Lula behaves this way for the same reason that babies suck on their toes: because he can. In Latin America, several governments (Chile, Paraguay, and Uruguay among them) object, but none of them is big or influential enough to push Lula off course. The United States and major European countries find his position indefensible (“Brazil is parroting Russian and Chinese propaganda without at all looking at the facts,” said the US National Security Council spokesman), but they have too much going on elsewhere to pick a fight with Brazil. 

Some argue that Brazil is seeking to carve room for an “independent” foreign policy (read: independent from Washington, as evidenced not only by Lula’s coolness toward Ukraine, but also by his repeated criticism of the dollar’s role as a global reserve currency). An independent foreign policy sounds fine, but why does it have to include turning a blind eye to atrocities? France and the Scandinavian countries, among many others, would insist that they run their foreign affairs autonomously, but they do not mince words when it comes to condemning Russia for the carnage it has caused. 

Others claim that Brazil is playing peacemaker by refusing to take sides and insisting that talks between the warring parties be held. But telling the Ukrainians they have to negotiate now is like telling a man who is being attacked by a knife-wielding maniac that he should engage in frank and fruitful dialogue with his assailant. And the idea that Brazil will mediate between two countries at the other side of the world is plainly absurd. When the time comes for talks, maybe India will help. Perhaps Turkey or China will send a representative who can sit at the table. But… Brazil? Really? 

Yet another fanciful view is that Brazil is leading a Global South that will no longer tolerate Western colonialism. So far, so good. But what is Putin’s war if not an instance of colonialism, in which an imperial power is bent on subjugating a smaller neighbor and annexing its territory? Are some imperialists better than others? 

Chile’s president, Gabriel Boric, a tattooed 37-year-old former student activist and proud leftist, doesn’t think so. Boric has been outraged at Lula’s coddling of both Maduro and Putin. He publicly denied that abuses in Venezuela were just a “narrative” and denounced Russia’s “imperial aggression” at the EU-Latin America summit. “Today it is Ukraine” he warned, but “tomorrow it could be any of us.” 

In response, Lula again made it personal, telling media that Boric had misspoken because it was his first EU summit and he was probably “a little anxious.” The spectacle of the 77-year-old Lula talking down to another head of state, 40 years his junior, made even some far-left friends of mine shudder. 

Lula’s stance is rooted in vanity and domestic politics. The vanity springs from a vision of Brazil as a global player, strutting the world stage in the company of its fellow BRICS (Brazil, Russia, India, China, and South Africa). But to behave as though Brazil could wield global power comparable to China’s, or even India’s, is pure folly. The summit pageantry is pleasant, but the substance remains scanty. 

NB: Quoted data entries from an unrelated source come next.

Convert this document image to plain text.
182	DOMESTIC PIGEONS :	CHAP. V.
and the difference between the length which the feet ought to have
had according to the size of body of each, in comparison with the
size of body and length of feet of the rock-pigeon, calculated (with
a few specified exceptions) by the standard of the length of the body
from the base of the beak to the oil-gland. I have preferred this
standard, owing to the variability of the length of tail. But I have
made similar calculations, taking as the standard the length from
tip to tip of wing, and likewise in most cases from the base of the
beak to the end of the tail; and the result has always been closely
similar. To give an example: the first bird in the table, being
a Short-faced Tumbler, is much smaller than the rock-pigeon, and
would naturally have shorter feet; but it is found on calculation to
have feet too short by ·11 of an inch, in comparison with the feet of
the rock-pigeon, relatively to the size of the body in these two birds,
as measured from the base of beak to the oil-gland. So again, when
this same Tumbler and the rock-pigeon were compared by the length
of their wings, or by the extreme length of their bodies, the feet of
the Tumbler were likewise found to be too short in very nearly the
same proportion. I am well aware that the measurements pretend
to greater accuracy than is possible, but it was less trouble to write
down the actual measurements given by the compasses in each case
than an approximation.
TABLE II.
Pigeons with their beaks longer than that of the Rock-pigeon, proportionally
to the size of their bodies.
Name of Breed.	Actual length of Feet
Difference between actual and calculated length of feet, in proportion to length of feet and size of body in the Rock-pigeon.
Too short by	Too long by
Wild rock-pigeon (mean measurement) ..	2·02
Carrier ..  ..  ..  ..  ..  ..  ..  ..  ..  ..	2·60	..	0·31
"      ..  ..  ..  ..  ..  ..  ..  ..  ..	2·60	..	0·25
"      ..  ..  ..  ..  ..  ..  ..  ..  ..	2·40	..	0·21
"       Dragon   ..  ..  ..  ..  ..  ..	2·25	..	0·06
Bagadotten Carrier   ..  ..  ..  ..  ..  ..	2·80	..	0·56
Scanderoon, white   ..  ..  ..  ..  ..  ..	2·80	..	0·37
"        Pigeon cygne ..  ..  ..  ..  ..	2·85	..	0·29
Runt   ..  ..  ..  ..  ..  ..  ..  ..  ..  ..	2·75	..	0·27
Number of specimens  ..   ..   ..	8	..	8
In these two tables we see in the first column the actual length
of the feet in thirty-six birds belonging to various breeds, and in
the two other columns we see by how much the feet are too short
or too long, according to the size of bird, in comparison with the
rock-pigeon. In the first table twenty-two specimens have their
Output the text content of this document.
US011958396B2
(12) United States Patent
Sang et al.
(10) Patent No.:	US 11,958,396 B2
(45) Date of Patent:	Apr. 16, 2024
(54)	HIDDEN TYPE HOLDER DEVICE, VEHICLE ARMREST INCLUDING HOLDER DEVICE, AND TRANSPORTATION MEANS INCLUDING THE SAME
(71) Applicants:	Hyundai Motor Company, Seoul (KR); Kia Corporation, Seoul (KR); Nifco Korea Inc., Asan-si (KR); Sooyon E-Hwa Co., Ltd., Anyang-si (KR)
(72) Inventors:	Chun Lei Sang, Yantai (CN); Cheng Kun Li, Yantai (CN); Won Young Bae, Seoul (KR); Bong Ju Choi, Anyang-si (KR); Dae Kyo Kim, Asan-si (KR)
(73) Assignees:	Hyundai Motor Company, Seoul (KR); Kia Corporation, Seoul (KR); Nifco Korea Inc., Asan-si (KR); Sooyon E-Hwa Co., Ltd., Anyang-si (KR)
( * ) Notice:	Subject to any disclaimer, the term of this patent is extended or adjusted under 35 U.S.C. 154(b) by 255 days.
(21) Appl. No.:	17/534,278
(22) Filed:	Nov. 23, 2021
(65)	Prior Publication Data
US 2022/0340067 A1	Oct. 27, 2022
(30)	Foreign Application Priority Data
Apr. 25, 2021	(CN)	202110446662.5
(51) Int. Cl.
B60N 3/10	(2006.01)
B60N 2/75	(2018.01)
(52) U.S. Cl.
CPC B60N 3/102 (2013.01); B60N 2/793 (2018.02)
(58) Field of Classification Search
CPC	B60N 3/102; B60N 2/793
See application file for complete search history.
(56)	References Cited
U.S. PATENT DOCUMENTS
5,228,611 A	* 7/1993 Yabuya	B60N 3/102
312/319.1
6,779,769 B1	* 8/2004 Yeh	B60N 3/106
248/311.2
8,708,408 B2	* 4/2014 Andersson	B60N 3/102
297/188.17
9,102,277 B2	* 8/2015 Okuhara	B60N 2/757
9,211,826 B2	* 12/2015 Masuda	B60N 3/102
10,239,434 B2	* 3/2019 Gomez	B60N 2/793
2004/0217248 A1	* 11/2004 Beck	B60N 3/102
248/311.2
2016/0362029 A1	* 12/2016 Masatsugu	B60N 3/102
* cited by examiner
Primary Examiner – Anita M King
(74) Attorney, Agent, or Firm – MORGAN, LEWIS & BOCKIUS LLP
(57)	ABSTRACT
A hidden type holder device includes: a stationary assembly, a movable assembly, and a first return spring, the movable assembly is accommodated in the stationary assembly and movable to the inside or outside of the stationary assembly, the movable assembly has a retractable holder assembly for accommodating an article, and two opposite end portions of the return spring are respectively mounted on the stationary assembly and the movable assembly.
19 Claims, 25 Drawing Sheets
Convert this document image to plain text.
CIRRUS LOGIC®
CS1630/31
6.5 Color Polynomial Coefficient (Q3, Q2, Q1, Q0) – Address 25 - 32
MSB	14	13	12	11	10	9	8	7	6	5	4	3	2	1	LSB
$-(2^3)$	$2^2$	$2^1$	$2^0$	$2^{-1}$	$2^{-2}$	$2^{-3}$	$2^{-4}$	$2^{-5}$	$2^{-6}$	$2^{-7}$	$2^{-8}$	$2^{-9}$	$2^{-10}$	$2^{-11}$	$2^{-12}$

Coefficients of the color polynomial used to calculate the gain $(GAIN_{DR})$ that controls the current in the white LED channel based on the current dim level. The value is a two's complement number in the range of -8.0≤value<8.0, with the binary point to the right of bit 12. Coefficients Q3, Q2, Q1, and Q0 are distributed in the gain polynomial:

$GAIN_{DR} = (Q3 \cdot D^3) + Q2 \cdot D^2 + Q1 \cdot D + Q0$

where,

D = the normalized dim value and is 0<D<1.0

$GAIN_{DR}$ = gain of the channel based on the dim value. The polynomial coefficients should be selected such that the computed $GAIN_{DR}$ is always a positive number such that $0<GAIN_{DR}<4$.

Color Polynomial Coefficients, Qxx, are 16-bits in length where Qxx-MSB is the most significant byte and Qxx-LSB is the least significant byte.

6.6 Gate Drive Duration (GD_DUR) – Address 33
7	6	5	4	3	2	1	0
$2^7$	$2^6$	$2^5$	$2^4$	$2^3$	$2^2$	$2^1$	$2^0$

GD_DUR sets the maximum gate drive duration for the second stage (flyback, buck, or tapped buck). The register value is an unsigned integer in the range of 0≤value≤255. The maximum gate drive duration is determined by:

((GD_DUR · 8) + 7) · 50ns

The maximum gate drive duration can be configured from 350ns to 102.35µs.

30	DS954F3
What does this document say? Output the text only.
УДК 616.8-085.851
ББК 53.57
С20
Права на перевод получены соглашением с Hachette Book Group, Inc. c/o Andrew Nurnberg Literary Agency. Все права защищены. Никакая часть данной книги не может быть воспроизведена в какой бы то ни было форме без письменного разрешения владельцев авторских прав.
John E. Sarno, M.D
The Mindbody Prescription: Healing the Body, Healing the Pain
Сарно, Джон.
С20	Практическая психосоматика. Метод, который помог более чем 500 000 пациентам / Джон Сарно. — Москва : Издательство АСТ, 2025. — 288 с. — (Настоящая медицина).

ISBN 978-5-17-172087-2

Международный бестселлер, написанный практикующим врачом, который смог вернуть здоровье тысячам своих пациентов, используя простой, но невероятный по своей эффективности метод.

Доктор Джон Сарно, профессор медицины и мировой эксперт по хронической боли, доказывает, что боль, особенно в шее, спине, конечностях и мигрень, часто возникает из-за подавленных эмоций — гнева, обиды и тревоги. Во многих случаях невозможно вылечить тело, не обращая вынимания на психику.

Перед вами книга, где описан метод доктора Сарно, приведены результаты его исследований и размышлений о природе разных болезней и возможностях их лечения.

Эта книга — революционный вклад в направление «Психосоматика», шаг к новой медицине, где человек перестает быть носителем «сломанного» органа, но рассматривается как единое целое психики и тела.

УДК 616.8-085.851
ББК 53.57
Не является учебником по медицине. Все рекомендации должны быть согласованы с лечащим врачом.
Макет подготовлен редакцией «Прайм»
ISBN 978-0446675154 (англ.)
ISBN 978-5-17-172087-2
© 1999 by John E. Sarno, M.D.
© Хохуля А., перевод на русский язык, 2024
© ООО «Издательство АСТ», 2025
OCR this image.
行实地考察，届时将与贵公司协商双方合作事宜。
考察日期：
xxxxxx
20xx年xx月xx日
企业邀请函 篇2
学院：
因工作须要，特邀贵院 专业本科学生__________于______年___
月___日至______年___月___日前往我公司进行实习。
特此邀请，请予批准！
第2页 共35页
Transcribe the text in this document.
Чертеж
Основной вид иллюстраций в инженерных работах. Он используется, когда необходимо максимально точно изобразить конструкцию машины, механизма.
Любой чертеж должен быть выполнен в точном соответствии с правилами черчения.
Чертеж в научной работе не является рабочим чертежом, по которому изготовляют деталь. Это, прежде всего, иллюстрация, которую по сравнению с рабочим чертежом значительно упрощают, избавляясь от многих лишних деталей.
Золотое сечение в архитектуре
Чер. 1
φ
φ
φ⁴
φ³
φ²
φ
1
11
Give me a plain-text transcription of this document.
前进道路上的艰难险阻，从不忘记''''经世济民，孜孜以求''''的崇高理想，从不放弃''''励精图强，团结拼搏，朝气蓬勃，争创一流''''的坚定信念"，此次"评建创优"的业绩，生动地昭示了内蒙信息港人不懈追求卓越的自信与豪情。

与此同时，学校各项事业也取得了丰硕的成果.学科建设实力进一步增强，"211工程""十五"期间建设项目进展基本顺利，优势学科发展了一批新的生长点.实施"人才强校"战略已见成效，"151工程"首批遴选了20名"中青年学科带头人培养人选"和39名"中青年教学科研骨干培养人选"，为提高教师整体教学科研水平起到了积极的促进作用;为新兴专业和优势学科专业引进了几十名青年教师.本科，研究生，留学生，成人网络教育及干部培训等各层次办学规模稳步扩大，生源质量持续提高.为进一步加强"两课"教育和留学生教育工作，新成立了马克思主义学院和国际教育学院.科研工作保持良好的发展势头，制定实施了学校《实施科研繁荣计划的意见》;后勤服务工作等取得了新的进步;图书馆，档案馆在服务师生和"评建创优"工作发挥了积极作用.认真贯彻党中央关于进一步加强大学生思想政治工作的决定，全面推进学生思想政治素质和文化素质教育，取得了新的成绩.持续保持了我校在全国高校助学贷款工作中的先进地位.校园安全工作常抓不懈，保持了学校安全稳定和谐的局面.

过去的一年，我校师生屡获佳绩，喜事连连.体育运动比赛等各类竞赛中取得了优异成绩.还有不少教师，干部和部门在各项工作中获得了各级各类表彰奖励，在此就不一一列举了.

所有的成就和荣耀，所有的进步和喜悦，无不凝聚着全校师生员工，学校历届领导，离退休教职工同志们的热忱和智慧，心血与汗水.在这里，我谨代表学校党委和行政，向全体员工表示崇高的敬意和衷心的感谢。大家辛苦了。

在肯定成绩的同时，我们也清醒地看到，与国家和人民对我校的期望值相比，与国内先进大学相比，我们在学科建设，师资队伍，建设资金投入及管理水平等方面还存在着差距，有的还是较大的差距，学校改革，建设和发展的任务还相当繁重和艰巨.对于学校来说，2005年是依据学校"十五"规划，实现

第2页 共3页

And the BRICS’ track record on defending peace and non-intervention is not exactly stellar. One of their summits took place just after Russia had illegally annexed Crimea. The world begged them to disinvite Putin. They declined. 

The politics is even more mundane. Brazil’s economy is growing more this year than pundits had anticipated, but the global scenario of high interest rates and low growth (in addition to very high domestic public debt) does not bode well. Moreover, Lula’s party does not have a parliamentary majority, so it must negotiate legislation with the opposition. Given somber prospects at home, photo opportunities abroad look particularly appealing. 

Lula has enjoyed much international goodwill since returning to the presidency, but only because his predecessor, Jair Bolsonaro, was so thuggish and anti-democratic. Sadly, now Lula is consorting with tyrants who make even the awful Bolsonaro look good.